Книжный червь, эрудит. Не помню, где он учился. Кажется, у него был докторат по истории. Его истинной специальностью, любовью и профессией была столица Великого княжества Литовского, Вильно, его прошлое и архитектура. Возможно, у других городов тоже есть исследователи, которые любят старые камни и корпят над летописями. Вильно обрел своего знатока и поклонника в лице доктора Ежи Орды. А поскольку он вел аскетический образ жизни, нуждаясь лишь в самом необходимом, то казалось, что никакие карьерные искушения не оторвут его от бумаг и книг.
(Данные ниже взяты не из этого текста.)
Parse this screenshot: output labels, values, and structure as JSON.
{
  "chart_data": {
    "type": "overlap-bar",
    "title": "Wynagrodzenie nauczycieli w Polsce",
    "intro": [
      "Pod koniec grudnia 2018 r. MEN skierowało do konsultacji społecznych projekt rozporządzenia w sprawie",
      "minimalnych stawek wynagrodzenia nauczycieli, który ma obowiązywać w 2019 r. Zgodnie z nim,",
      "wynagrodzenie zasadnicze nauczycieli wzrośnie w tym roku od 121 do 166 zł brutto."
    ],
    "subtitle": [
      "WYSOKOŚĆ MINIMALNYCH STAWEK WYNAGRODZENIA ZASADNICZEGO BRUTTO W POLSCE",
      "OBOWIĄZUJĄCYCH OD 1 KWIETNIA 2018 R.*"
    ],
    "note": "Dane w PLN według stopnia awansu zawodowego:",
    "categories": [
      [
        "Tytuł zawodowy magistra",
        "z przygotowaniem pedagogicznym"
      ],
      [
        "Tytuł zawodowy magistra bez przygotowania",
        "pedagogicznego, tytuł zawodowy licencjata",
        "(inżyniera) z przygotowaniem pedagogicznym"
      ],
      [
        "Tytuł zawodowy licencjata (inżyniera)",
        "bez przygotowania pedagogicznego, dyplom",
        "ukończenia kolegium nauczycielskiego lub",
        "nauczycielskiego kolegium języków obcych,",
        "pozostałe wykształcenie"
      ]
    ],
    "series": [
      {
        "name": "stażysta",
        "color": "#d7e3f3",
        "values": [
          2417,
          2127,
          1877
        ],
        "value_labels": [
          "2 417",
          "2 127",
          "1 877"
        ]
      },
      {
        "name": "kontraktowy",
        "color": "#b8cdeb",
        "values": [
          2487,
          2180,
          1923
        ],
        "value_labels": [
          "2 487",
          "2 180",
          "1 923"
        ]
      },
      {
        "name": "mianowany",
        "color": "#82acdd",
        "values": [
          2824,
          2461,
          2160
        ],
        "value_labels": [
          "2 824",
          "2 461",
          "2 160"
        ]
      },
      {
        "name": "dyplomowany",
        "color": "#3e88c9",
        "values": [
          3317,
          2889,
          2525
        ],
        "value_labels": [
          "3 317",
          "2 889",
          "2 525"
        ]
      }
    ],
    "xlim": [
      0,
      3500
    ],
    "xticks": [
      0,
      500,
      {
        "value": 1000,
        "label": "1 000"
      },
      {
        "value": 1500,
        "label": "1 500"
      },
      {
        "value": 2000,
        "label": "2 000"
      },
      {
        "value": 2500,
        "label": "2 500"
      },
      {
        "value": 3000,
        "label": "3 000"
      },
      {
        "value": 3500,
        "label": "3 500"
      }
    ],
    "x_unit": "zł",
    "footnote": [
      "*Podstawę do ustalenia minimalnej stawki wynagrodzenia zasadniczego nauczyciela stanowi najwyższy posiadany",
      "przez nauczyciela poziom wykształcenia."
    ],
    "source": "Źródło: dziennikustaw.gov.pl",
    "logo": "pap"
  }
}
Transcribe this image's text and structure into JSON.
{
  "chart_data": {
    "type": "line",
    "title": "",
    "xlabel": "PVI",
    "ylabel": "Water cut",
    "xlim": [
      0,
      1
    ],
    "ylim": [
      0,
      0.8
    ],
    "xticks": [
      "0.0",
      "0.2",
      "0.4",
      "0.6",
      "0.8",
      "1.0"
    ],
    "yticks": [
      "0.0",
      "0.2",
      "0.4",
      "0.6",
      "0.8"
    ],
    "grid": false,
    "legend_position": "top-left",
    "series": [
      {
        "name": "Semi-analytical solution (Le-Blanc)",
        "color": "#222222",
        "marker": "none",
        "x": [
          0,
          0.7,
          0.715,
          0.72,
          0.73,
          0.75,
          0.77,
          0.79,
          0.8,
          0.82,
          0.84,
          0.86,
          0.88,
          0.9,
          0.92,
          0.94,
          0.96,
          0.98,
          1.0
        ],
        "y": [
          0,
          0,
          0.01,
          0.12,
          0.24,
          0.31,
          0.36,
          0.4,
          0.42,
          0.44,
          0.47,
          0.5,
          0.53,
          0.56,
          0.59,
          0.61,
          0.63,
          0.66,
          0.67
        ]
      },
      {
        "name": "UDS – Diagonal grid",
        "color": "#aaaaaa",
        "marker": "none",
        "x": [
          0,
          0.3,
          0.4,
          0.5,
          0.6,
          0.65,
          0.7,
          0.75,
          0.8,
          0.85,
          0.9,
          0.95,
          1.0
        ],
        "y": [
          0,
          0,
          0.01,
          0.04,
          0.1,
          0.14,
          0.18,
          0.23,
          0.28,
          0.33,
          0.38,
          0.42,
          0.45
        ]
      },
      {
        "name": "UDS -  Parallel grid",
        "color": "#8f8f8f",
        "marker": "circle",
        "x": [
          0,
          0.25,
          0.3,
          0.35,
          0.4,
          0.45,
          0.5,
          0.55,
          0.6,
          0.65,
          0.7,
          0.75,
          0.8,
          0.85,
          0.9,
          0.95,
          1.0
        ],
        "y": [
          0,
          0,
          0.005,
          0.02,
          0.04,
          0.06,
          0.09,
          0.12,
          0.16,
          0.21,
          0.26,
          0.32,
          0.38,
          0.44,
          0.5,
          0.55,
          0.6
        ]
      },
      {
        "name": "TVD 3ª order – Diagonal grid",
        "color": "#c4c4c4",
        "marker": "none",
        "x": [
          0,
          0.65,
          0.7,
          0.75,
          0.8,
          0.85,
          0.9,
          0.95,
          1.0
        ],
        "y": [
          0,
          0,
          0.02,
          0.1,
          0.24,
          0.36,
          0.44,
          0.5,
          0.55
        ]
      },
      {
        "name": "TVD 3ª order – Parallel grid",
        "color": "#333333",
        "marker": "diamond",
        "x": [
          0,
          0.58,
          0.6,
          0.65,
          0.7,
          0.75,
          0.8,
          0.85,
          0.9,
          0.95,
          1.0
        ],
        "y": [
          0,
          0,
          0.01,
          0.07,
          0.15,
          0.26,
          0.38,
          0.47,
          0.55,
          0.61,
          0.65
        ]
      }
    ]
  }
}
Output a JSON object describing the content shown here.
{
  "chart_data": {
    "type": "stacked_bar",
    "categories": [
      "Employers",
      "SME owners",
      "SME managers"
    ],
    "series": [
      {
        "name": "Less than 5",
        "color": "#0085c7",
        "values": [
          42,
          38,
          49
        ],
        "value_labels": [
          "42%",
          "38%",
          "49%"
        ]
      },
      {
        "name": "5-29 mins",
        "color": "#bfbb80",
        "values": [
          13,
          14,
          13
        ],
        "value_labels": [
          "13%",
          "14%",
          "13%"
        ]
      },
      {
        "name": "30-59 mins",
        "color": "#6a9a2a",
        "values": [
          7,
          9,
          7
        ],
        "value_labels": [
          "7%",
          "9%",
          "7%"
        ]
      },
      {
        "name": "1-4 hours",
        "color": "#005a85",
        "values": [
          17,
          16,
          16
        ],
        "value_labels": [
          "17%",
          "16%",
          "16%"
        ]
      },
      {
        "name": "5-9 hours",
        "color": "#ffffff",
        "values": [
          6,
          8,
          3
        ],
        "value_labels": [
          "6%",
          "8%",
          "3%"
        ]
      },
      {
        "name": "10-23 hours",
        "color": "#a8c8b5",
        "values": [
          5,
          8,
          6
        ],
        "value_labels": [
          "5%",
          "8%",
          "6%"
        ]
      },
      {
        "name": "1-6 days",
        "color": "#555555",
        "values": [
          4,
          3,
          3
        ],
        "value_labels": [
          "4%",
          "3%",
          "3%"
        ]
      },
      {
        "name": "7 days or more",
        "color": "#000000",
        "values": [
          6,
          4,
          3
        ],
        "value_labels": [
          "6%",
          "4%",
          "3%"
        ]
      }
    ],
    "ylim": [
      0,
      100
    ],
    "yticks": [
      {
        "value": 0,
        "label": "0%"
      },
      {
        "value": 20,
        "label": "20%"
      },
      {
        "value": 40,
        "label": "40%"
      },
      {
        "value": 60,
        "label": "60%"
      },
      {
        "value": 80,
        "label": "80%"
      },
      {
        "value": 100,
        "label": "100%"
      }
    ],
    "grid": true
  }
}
Не оторвали его и политические события. Орда пережил в Вильно войну и депортации на Восток и не присоединился к великому исходу интеллигенции после 1945 года. Любопытно, с кем он потом дискутировал, если вся его среда, связанная с университетом, институтами и библиотеками, эмигрировала. Может быть, поскольку предмет его любви, город барочных храмов, спасся от разрушений, язык не был для него важен, и он нашел таких же фанатиков среди литовских поклонников Вильно? Я пытаюсь представить себе Орду жителем Советской Социалистической Республики, и у меня это не очень-то получается. Умер он в 1972 году. Остается надеяться, что десятки лет жизни в печальном, посеревшем городе не слишком тяготили его и внутренним оком он всегда созерцал его красоту.
Отвращение
Об этой сцене времен русской революции мне рассказал Юзеф Чапский. В буфете на железнодорожной станции обедал мужчина, отличавшийся от окружающих костюмом и поведением и явно принадлежавший к довоенной интеллигенции. Он привлек к себе внимание нескольких сидевших в ресторане хулиганов, которые подсели к нему, начали над ним насмехаться и, наконец, плевать ему в суп. Человек этот не защищался и не пытался прогнать обидчиков. Это продолжалось довольно долго. Внезапно он выхватил из кармана револьвер, сунул себе в рот и застрелился. Видимо, случившееся стало последней каплей, переполнившей чашу страданий, которые причиняло ему распоясавшееся безобразие. Наверное, он был тонкокожим и воспитывался в мягкой среде, которая плохо защищала от все более грубой реальности, воспринимавшейся низами общества как норма. После революции эти грубость и вульгарность вырвались наружу и стали атрибутом советской жизни.